When Jesus told Peter to “feed my sheep”, I would posit that He meant Peter must accept His call to disciple the disciples, to lay his life down and care for them spiritually. In Peter’s case, via the Spirit’s gifts of leadership, pastoring and such it was the call of God on his life. But Peter also evangelised in practical as well as verbal sharing of the Good News. Discipleship AND evangelism, not either/or… rather both/and.
Can we agree that “being” wasn’t all Jesus called Peter to?
When Paul was called as an apostle and teacher, it’s clear his missionary journeys largely consisted of evangelism — the preaching of the Good News where ever he went. It’s equally clear he discipled believers and both established and helped others (i.e., Timothy) establish local churches. Again, both/and, not either/or.
I would suggest that one key factor in ANY alternative / house / home / cell / local congregation regardless of basic character and personality or “leaning” is that we pray for and seek to encourage balance and “flow”. Please know, when I use the term “flow” in this article I specifically mean the Holy Spirit calls us to be -and- to do, to witness -and- disciple people in accord with the Word of God. The Spirit moves us to do both.
Any healthy, balanced church must not only focus on those who regularly show up, but also on various poor, widows, orphans (see James on this point) and those who have not heard nor in some cases seen real, flawed yet consistent Christianity via Christ living in His disciples. The Holy Spirit continually flows in both directions and so must we regardless of how we “do” church.
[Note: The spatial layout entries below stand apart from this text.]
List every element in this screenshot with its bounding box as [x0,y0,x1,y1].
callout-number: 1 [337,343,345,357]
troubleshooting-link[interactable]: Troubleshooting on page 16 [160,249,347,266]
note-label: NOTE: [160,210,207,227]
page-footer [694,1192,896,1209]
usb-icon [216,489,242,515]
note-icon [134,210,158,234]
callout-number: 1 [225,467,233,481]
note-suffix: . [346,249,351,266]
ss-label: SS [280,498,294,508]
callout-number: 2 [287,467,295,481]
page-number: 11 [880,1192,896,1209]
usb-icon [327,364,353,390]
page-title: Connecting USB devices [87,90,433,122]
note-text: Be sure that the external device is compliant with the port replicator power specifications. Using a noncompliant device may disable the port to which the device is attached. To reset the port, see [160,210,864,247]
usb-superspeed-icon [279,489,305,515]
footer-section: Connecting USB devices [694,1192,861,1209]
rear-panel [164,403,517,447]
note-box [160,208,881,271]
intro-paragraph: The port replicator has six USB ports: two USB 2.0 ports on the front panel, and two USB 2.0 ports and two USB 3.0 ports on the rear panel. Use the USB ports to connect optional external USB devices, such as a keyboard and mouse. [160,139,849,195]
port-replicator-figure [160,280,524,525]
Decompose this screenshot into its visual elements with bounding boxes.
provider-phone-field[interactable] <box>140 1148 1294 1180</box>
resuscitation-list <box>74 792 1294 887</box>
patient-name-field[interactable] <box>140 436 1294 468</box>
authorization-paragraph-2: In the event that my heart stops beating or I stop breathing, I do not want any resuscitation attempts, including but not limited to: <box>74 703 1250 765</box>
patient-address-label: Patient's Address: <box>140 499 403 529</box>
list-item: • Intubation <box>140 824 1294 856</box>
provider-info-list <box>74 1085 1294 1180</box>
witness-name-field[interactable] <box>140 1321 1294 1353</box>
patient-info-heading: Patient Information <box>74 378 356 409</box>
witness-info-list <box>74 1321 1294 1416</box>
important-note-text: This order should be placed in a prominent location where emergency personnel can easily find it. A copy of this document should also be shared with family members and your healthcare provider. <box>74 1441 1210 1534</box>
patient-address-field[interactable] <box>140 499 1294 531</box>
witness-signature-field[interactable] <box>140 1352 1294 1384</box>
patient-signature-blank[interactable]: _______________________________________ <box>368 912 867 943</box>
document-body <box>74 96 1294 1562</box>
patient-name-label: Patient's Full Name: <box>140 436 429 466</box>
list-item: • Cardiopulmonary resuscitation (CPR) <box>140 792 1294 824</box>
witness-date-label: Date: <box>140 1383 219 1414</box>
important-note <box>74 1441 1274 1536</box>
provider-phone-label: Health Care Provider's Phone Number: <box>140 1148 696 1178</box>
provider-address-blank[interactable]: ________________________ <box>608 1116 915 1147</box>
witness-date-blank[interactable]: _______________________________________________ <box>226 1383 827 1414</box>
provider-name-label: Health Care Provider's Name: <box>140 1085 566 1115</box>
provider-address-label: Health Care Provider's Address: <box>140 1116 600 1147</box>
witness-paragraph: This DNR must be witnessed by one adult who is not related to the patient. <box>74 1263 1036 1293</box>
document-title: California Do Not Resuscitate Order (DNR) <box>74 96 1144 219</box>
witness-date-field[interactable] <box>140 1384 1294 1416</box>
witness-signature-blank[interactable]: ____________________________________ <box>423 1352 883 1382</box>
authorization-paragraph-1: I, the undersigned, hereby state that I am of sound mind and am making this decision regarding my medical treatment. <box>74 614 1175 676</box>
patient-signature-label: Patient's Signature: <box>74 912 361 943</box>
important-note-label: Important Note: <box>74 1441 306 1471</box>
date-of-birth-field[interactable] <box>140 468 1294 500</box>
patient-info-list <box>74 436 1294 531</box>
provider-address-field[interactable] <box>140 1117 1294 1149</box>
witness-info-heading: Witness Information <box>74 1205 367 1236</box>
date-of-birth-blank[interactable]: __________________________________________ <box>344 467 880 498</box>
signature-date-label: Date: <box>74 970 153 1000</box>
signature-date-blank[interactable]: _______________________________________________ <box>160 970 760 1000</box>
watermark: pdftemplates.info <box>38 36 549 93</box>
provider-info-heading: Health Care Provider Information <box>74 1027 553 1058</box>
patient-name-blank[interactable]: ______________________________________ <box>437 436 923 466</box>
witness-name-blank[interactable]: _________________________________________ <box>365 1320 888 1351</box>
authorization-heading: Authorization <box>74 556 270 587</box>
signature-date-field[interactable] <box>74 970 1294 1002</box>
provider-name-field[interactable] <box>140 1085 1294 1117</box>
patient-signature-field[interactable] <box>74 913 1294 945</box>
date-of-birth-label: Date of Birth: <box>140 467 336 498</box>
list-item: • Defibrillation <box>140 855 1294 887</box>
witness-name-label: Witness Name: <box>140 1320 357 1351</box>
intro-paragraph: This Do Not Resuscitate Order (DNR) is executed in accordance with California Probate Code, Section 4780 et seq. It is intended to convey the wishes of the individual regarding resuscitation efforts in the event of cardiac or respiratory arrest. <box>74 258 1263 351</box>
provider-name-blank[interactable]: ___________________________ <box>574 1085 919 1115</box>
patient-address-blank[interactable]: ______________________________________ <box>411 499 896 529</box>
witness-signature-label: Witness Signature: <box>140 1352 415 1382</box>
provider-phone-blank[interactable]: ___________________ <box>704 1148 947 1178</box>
IF Christ is “the head of His body, the church”, IF the church is “the pillar and ground of the truth” and IF we believe as Weymouth translates it — “you know the critical period at which we are living, and that it is now high time, to rouse yourselves from sleep; for salvation is now nearer to us than when we first became believers” we must both be and do.
We must take care that comfort isn’t the real motive of how we “do” or “don’t do” church. Many have rightfully criticized traditional churches as mere “social clubs”. Careful prayer, consideration and at times choosing the UNcomfortable for His and others’ sakes are part of the call of God on all our lives.
Form doesn’t answer character, it takes the Comforter Who Himself is God, to bring both comfort and at times, discomfort via His call upon us to love others “not merely in word, but in deed and in truth” that validates a local church as authentic.
May God help us live and serve in His love, within and beyond our local expression of “church”.